Nifâs (loğusa)’m süresi hakkında ne kadar bir bilgi sahibiyiz. Bu gün sizler için nifas kaç gün sürer veya dinimizde lohusalık kaç gün sürer gibi soruların cevaplarını paylaşacağız. Şimdi öncelikle Namaz kılmak, Kur’an-ı kerim okumak, hac ibadetini yapmak, baliğ olmak, evlenmek, boşanmak, iddet beklemek ve benzeri işler için, kadınlık hallerini bilmek gerekir. Nifasın asgari, azami ve çoğunlukla kabul edilen süreleri vardır. Nifas, başka bir değişle Lohusalık müddeti, Mezhepler arasında farklı şekilde açıklanmıştır. Lohusalık haline islâm Fıkhında “nifas” denmesinin sebebi; onunla bir “nefs”in, yani bir canlının dünyaya gelmesi, veya canlıyı ayakta tutan esas unsurlardan biri olmasından dolayı “nefs” tâbir edilen kanın, doğumla beraber akması, ya da rahmin açılıp yarılmasından dolayı “rahim teneffüs etti” denmesi yani, “nifas”ın “teneffüs” kelimesinden türemiş olabilmesidir. Tarifte de değindiğimiz gibi lohusalık, çocuğun yarıdan çoğunun çıkmasıyla başlar. Yarıyı belirlemek için çocuğun doğru gelmesinde göğsüne, ters gelmesinde ise göbeğine itibar edilir.
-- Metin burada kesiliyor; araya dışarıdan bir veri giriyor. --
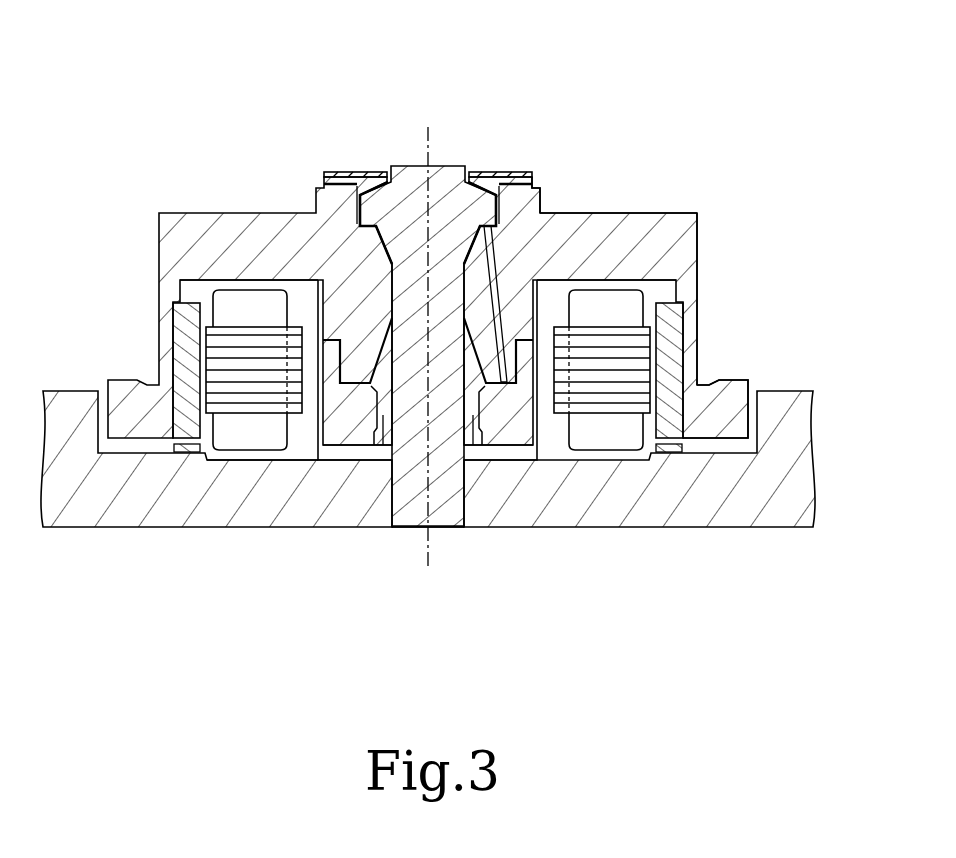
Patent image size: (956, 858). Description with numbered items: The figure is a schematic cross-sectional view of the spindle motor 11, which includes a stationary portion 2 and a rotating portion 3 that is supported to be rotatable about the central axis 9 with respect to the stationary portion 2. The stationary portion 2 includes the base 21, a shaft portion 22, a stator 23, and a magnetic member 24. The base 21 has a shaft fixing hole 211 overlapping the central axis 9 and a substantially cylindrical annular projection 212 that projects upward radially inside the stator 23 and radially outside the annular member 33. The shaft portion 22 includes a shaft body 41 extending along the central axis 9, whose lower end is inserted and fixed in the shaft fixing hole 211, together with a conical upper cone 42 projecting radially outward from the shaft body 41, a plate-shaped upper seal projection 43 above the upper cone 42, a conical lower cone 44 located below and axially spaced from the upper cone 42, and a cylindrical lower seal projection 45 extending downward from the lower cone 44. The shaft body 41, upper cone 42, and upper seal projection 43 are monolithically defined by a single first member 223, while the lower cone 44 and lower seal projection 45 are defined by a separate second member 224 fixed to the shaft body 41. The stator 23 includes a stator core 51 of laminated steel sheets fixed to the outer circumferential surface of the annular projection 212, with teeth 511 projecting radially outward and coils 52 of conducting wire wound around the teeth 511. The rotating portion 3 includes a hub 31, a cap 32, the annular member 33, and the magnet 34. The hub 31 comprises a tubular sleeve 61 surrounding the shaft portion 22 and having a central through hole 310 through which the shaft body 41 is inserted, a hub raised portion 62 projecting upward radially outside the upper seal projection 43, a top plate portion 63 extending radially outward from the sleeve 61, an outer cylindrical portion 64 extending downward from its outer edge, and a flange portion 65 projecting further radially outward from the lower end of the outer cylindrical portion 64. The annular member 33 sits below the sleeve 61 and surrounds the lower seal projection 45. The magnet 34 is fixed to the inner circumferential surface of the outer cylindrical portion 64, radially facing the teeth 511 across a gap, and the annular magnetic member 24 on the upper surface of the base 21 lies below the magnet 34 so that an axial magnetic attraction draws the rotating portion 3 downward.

The spindle motor 11 is at (220, 130).
The stationary portion 2 is at (126, 547).
The base 21 is at (650, 510).
The shaft fixing hole 211 is at (410, 505).
The annular projection 212 is at (303, 432).
The shaft portion 22 is at (447, 152).
The first member 223 is at (380, 112).
The second member 224 is at (535, 584).
The stator 23 is at (270, 580).
The magnetic member 24 is at (183, 450).
The rotating portion 3 is at (690, 192).
The hub 31 is at (667, 110).
The central through hole 310 is at (447, 326).
The cap 32 is at (478, 171).
The annular member 33 is at (498, 390).
The magnet 34 is at (187, 332).
The shaft body 41 is at (340, 330).
The upper cone 42 is at (374, 226).
The upper seal projection 43 is at (404, 312).
The lower cone 44 is at (502, 400).
The lower seal projection 45 is at (471, 440).
The stator core 51 is at (227, 424).
The teeth 511 is at (233, 365).
The coils 52 is at (253, 434).
The sleeve 61 is at (497, 224).
The hub raised portion 62 is at (540, 175).
The top plate portion 63 is at (588, 235).
The outer cylindrical portion 64 is at (693, 317).
The flange portion 65 is at (733, 410).
The central axis 9 is at (426, 143).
Şafii ve Malikiye göre Nifâs (loğusa)’m süresi Nifâs’m en azı bir lahzadır. Çoğu da altmış gündür. Normali ise kırk gündür. Altmış günü geçen süre de istihaza sayılır. İstihaza kanı; hastalık sebebiyle gelir. Uzun zaman akması tehlikeli olup, tedavi olmak lazımdır.
Hanefî ve Hanbeliye göre azami süresi kırk gündür; bundan sonra görülen kan istihaza kanıdır. Bunun delili ise Ümmü Seleme’nin şu sözleridir: “Loğusa kadın Resulüllah (Aleyhisselam) döneminde kırk gün kırk gece beklerdi.”
Diğer mezhep imamları ise, asgari süresinin haddi yoktur demişlerdir. Çünkü şeraitte onu tehdit eden her hangi bir nass yoktur. Bu durumda fiilen onun var olduğu süreye baş vurur ve az veya çok bulunmasına bakılır.
Görüldüğü üzere her iki görüş arasında herhangi bir aykırılık yoktur; bunların ikisinde de maksat birdir.
Kadın doğum yapmakla birlikte kan görmeyebilir. Rivayet edildiğine göre Resulüllah (Sallallahu Aleyhi ve Sellem) döneminde bir kadın doğum yapmış ve lohusalık kanı görmemiş bu sebeple ona “zat’ul-cufur” adı verilmiştir.